Un lapereau sur la lisière
D’un taillis où croissait
Je thym Humait le frais et la lumière
Que sur l’herbe et sur la bruyère
Versait le soleil du matin.
Tout heureux de son sort, notre jeune lapin
Broutait, trottait, frappait la terre
De ses deux pattes de derrière;
Puis s’asseyait, faisait le beau,
Des pattes de devant caressait son museau ;
Puis reparlait, puis s’asseyait encore.
Depuis le lever de l’aurore
Il folâtrait ainsi sur le gazon,
Lorsqu’il vit derrière un buisson
Un vieux lapin à barbe grise
Qui, s’abritant contre la brise,
Depuis l’instant de son réveil,
Tranquillement se chauffait au soleil.
C’était un fin matois, qui savait à merveille
Mettre en défaut et les bassets.
Et les renards et les lacets.
Mais quelques grains de plomb passés dans son oreille
Montraient qu’il avait vu l’ennemi d’assez près.
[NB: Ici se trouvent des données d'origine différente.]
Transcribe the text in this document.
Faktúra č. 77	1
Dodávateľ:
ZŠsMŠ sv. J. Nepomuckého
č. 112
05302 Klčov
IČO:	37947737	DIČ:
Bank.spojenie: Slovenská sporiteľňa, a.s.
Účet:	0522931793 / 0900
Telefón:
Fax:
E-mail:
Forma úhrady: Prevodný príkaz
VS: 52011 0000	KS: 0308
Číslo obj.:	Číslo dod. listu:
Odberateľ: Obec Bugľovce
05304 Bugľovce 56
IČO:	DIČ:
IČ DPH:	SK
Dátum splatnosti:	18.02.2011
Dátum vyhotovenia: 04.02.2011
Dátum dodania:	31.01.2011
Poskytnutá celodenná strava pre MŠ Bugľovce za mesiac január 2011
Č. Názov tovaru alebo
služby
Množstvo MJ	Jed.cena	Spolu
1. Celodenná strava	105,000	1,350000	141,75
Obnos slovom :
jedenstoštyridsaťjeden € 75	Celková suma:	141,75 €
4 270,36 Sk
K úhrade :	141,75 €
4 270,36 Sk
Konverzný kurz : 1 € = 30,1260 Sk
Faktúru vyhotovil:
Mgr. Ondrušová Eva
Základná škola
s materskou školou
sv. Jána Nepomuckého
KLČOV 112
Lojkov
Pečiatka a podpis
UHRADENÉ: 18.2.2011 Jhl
Fort bien portant à cela près,
Si les ans de sa course enchaînaient la vitesse,
Il avait, comme on dit, une belle vieillesse.
— Grand-père, dit le lapereau.
Quoi! vous restez couché sur l’herbe,
Tandis que le temps est superbe!
Venez brouter le thym nouveau
Et célébrer le renouveau
En gambadant par la rosée….
Excusez; je ne pensais pas
Que l’âge appesantit vos pas.
De vous blesser je n’ai pas la pensée;
Mais quand je vois tout en vous s’affaiblir,
Votre rare fourrure et votre voix cassée,
Je vous plains et me dis : C’est triste de vieillir. —
Le vieux lapin répond avec un doux sourire :
— Comme vous venez de le dire.
C’est triste de vieillir, mon cher enfant, d’accord;
Mais de ne pas vieillir, c’est bien plus triste encor.
Pour échapper à la vieillesse,
Il n’est qu’un moyen sérieux .
C’est de mourir dans sa jeunesse ;
Cela vous conviendrait-il mieux ?
J’en doute fort; ainsi, devenez vieux
Si le ciel le permet; ami, dans cette affaire,
Vous n’avez rien de mieux à faire.
Et puis, redoutez moins un mal qu’on exagère;
Sur mes besoins réglant mes pas,
Je marche, moi, je ne cours pas,
Mais j’arrive à mon but; c’est là le nécessaire.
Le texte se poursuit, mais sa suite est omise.